If you had told me the day before the election that Mitt Romney would win independents by five, convincingly win among all voters making more than $50,000 per year, and that evangelicals would vote for Mitt by wider margins than they did for even George W. Bush, I would have assumed he’d be on the path to victory. He wasn’t. As the messaging and tactical second-guessing begins (and it began even before Fox made its Ohio call Tuesday night), we have to be clear-eyed about our challenge: To tens of millions of American voters, a conservative message of self-reliance and individual economic freedom is, quite frankly, terrifying.
First, each of Obama’s core constituencies (single women, African-Americans, and Latinos) is seriously — and disproportionately — economically disadvantaged compared to the classic paradigm of the white, college-educated Republican voter. The rates of poverty and near-poverty among these groups are much greater, thus causing a critical mass of both populations to suffer — even if they’re technically middle class — from a greater degree of economic insecurity. Even as Mitt won the votes of those who make over $50,000 by nine points, Obama won those who make less by a whopping 22 points — enough to give him the victory.
Second, while classic identity-group issues like abortion, affirmative action, and immigration undoubtedly matter, conservatives are deluding themselves if they think they can simply take those issues off the table and then compete on equal terms for this slice of voters. In fact, economically insecure voters can even agree with conservatives on social issues yet will still consistently pull the lever for statist candidates. Ideologically and historically they are pre-disposed towards statism as the means of alleviating economic insecurity and distress. In other words, for the single mom, “Julia” is an appealing paradigm — because at least someone is taking care of her family. (If I hear one more time that Latinos are social conservatives ready to support Republicans if only we could pass comprehensive immigration reform, I might throw something).
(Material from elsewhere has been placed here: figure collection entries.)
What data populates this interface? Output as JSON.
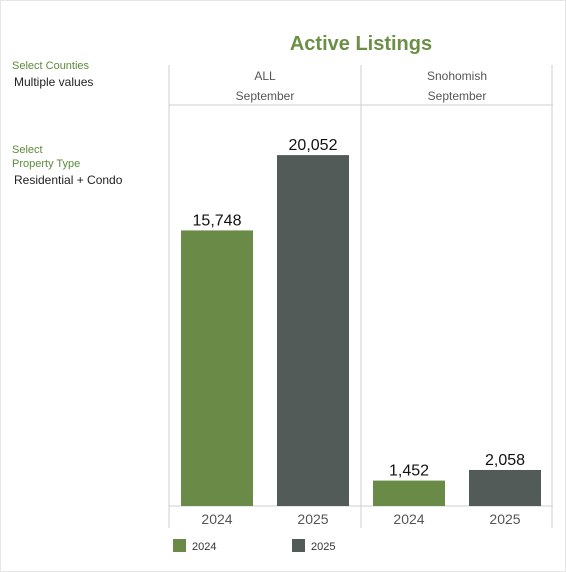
{
  "filters": {
    "counties": {
      "label": "Select Counties",
      "value": "Multiple values"
    },
    "property_type": {
      "label_line1": "Select",
      "label_line2": "Property Type",
      "value": "Residential + Condo"
    }
  },
  "colors": {
    "series_2024": "#6a8a47",
    "series_2025": "#525b58",
    "title": "#6a8f45",
    "filter_label": "#5c8a3a"
  },
  "chart_data": {
    "type": "bar",
    "title": "Active Listings",
    "categories": [
      "2024",
      "2025"
    ],
    "panels": [
      {
        "name": "ALL",
        "month": "September",
        "values": [
          15748,
          20052
        ],
        "labels": [
          "15,748",
          "20,052"
        ]
      },
      {
        "name": "Snohomish",
        "month": "September",
        "values": [
          1452,
          2058
        ],
        "labels": [
          "1,452",
          "2,058"
        ]
      }
    ],
    "series": [
      {
        "name": "2024",
        "color": "#6a8a47"
      },
      {
        "name": "2025",
        "color": "#525b58"
      }
    ],
    "ylim": [
      0,
      22000
    ],
    "grid": false,
    "legend": {
      "position": "bottom-left",
      "items": [
        "2024",
        "2025"
      ]
    }
  }
}
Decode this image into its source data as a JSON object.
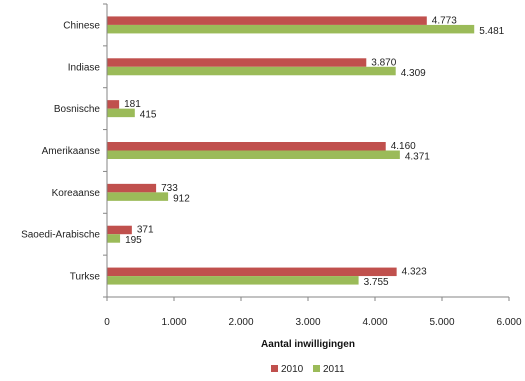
{
  "chart_data": {
    "type": "bar",
    "orientation": "horizontal",
    "categories": [
      "Chinese",
      "Indiase",
      "Bosnische",
      "Amerikaanse",
      "Koreaanse",
      "Saoedi-Arabische",
      "Turkse"
    ],
    "series": [
      {
        "name": "2010",
        "color": "#C0504D",
        "values": [
          4773,
          3870,
          181,
          4160,
          733,
          371,
          4323
        ],
        "labels": [
          "4.773",
          "3.870",
          "181",
          "4.160",
          "733",
          "371",
          "4.323"
        ]
      },
      {
        "name": "2011",
        "color": "#9BBB59",
        "values": [
          5481,
          4309,
          415,
          4371,
          912,
          195,
          3755
        ],
        "labels": [
          "5.481",
          "4.309",
          "415",
          "4.371",
          "912",
          "195",
          "3.755"
        ]
      }
    ],
    "xlabel": "Aantal inwilligingen",
    "xlim": [
      0,
      6000
    ],
    "xticks": [
      0,
      1000,
      2000,
      3000,
      4000,
      5000,
      6000
    ],
    "xtick_labels": [
      "0",
      "1.000",
      "2.000",
      "3.000",
      "4.000",
      "5.000",
      "6.000"
    ],
    "grid": false,
    "legend": "bottom"
  }
}
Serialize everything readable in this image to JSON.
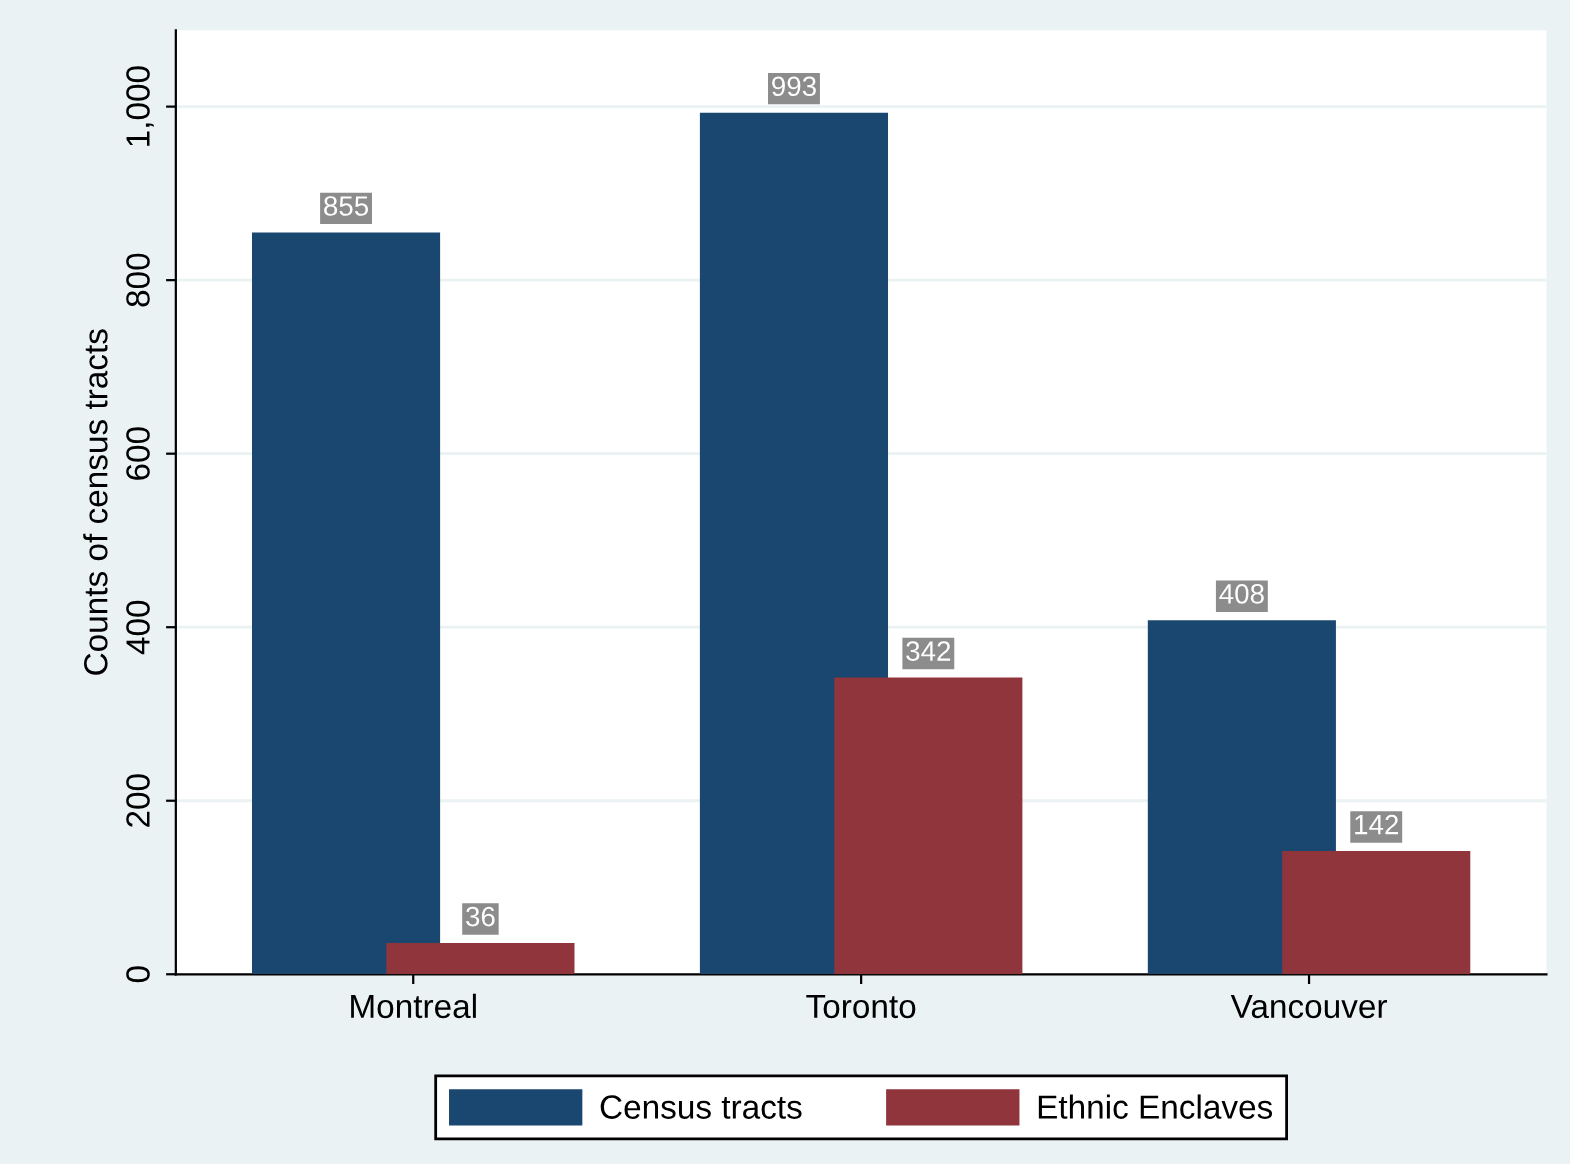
{
  "chart_data": {
    "type": "bar",
    "ylabel": "Counts of census tracts",
    "categories": [
      "Montreal",
      "Toronto",
      "Vancouver"
    ],
    "series": [
      {
        "name": "Census tracts",
        "color": "#1a476f",
        "values": [
          855,
          993,
          408
        ]
      },
      {
        "name": "Ethnic Enclaves",
        "color": "#90353b",
        "values": [
          36,
          342,
          142
        ]
      }
    ],
    "ylim": [
      0,
      1088
    ],
    "yticks": [
      0,
      200,
      400,
      600,
      800,
      {
        "value": 1000,
        "label": "1,000"
      }
    ],
    "grid": "y",
    "legend": "bottom",
    "data_labels": true
  }
}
Third, this statist outlook is relentlessly reinforced in a news and pop-culture bubble that conservatives simply aren’t penetrating. If you check out this chart (from Buzzfeed), you’ll note the obvious truth that not only do conservatives and liberals read different publications, but even “moderates” read disproportionately liberal publications (which is perhaps one reason why “moderates” are really less-liberal liberals and not less-conservative conservatives). Within this liberal bubble, it is simply conventional wisdom that conservatives not only don’t care about those less fortunate but that we will even promote human suffering if it means higher profit margins and more cash in our pockets. In other words, we can change our messaging on Fox News, talk radio, and even our primaries all we want, but it won’t make a dime’s bit of difference to this decisive economic constituency. We might laugh at Obama choosing the “Pimp With a Limp” and Us Weekly over Meet the Press, but he’s simply reaching more potential voters through those outlets.
What to do? We simply can’t retreat into our large but still-minority cocoon of new media and talk only to each other, working hard to get ever-larger numbers of our shrinking constituencies to the polls. Our cultural efforts have to be every bit as wide-ranging and persistent as those of the Left. Majority ideologies are built over generations, not overnight, and it means breaking the public-school monopoly, influencing public schools even while we work to diminish their influence, sending our best and brightest young writers and actors into the lion’s den of Hollywood, working to reform higher education and breaking the ideological hammerlock of the hard Left on faculties, and working hard — very hard — to tell the true story of conservative compassion for the “least of these,” a story featuring the efficiency and creativity of private philanthropy combined with Christ-centered love and concern for the individual.
We have the better message. Now we have to make sure our fellow citizens see it as empowering, not terrifying.